Нулевой градус сознания
«Посторонний»
Посторонний» – первое, но самое читаемое и самое в критике предпочитаемое из прозаических повествований Камю. По привычке их обычно обозначают словом «роман», хотя сам Камю в черновиках и переписке всегда искал для них какие-то иные жанровые определения – «миф», «хроника», просто «повествование» (récit). Сартр в 1943 году в своем анализе «Постороннего»[28] прямо возводил книгу к традиции вольтеровских философских повестей иносказательного толка (contes). Этому не противоречат и записи самого Камю в дневнике в пору работы над «Посторонним»: сочинительство для него и есть настоящее занятие философией, а писательский вымысел – «завершение философии, ее иллюстрация и увенчание»[29].
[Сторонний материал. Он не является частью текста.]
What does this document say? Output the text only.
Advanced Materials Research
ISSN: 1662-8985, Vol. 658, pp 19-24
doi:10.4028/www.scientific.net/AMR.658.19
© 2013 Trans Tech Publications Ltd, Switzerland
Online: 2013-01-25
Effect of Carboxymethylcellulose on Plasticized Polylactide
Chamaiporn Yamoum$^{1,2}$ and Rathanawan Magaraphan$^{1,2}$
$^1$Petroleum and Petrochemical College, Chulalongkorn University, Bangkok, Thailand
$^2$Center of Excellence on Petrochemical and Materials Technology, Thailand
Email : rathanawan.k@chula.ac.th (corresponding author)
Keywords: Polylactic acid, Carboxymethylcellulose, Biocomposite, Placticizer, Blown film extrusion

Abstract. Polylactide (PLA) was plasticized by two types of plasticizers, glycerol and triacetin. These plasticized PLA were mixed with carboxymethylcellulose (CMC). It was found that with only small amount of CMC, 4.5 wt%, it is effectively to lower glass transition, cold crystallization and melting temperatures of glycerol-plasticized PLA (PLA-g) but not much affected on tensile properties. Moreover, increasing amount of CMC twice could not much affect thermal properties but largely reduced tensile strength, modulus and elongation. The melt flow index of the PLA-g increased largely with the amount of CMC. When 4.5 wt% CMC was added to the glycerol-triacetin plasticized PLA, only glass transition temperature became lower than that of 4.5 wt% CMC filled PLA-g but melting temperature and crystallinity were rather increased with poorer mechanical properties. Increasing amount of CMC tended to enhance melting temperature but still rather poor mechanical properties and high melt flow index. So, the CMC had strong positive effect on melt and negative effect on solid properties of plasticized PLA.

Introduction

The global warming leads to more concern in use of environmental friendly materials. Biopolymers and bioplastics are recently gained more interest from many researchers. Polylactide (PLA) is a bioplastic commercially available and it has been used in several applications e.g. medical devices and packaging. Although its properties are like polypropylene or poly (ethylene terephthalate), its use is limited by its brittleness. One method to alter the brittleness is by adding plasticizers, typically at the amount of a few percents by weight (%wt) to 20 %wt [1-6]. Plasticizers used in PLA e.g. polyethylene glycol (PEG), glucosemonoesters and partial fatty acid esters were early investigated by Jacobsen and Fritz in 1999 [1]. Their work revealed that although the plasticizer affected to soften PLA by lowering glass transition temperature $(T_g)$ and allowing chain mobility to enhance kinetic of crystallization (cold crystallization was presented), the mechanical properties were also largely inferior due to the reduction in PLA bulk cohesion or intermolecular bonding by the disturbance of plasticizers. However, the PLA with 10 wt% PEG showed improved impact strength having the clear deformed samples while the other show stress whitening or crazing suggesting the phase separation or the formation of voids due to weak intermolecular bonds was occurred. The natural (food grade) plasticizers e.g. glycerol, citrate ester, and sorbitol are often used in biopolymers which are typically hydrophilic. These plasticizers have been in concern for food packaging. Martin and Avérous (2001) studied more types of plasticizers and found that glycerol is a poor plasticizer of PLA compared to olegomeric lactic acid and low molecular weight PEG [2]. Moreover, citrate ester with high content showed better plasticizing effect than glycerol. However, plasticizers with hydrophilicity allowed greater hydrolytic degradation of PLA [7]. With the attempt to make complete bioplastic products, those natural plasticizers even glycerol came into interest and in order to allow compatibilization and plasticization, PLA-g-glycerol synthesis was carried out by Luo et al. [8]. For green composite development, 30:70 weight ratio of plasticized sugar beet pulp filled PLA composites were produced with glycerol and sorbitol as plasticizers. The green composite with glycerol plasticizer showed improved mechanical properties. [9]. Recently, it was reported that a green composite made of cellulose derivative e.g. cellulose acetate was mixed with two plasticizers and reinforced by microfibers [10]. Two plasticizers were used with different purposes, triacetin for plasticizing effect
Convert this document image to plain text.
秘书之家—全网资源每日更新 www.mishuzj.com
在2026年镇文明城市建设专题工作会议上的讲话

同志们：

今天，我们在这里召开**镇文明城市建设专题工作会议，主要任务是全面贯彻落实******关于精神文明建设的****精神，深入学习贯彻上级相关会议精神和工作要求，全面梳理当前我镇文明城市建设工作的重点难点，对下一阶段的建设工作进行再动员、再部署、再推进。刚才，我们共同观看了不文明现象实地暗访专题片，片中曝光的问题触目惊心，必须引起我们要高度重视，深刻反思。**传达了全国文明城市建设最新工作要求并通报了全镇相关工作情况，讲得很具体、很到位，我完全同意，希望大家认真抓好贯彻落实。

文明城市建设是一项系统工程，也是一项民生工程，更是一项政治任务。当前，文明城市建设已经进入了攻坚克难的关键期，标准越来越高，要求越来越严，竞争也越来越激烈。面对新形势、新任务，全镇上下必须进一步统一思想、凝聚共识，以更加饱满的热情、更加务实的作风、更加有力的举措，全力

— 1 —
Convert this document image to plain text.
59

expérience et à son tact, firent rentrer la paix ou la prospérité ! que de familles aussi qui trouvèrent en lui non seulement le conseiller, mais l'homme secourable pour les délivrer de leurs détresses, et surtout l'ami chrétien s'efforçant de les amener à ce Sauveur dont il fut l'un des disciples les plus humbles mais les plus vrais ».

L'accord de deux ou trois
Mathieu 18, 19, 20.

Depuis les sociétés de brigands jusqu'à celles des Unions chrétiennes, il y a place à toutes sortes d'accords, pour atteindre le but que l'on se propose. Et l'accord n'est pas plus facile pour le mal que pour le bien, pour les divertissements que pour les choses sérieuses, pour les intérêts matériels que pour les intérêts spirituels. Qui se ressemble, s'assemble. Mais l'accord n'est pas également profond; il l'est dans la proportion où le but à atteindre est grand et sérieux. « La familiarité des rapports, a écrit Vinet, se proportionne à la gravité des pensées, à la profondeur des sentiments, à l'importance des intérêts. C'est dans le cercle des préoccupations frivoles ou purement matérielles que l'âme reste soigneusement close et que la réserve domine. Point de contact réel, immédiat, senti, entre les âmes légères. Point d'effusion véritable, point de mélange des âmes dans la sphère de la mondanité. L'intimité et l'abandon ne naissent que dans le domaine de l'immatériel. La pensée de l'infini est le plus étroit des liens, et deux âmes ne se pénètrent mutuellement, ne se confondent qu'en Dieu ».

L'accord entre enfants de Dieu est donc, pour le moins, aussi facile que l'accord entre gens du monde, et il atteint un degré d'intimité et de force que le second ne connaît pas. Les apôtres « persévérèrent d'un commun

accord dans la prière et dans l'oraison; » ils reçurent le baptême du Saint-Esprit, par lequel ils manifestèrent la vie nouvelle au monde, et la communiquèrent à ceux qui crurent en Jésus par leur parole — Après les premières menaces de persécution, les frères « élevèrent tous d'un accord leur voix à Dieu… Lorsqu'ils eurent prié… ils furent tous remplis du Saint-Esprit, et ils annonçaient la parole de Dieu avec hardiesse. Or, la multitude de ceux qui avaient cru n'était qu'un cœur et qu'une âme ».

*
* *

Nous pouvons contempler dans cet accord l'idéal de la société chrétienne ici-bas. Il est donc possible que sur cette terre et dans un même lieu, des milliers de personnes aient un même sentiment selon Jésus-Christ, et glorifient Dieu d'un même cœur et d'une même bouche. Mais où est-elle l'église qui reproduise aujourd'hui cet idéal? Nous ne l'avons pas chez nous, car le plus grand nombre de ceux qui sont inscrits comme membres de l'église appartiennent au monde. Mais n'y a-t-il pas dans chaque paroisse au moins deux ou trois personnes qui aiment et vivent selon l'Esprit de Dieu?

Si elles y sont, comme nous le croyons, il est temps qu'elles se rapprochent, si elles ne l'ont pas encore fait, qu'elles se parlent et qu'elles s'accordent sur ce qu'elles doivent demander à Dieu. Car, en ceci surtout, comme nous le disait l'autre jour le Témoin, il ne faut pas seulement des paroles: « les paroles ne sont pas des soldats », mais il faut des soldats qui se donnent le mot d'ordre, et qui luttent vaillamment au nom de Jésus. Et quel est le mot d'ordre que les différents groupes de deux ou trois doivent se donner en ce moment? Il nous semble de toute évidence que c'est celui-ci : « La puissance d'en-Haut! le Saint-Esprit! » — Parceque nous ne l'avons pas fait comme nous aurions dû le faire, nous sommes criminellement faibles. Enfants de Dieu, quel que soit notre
Как бы то ни было, чрезвычайно лаконичному «Постороннему» посвящено, видимо, не меньше страниц, чем всем остальным книгам Камю, вместе взятым, – а ведь библиография работ о писателе уже к моменту его преждевременной гибели составляла солидный том[30]. Отчасти это объяснимо, конечно, редкостной зрелостью и вместе с тем свежестью молодого дарования, еще не обремененного заботами позднего Камю о поддержании своего достоинства наставника мудрости и стилиста безукоризненной классической выучки. Однако есть у этого рассказа об убийстве и суде над злополучным убийцей еще и особый поворот, ставящий всякого, кто берет в руки книгу, в положение стороннего, но пристрастного и по-своему крайне захваченного толкователя.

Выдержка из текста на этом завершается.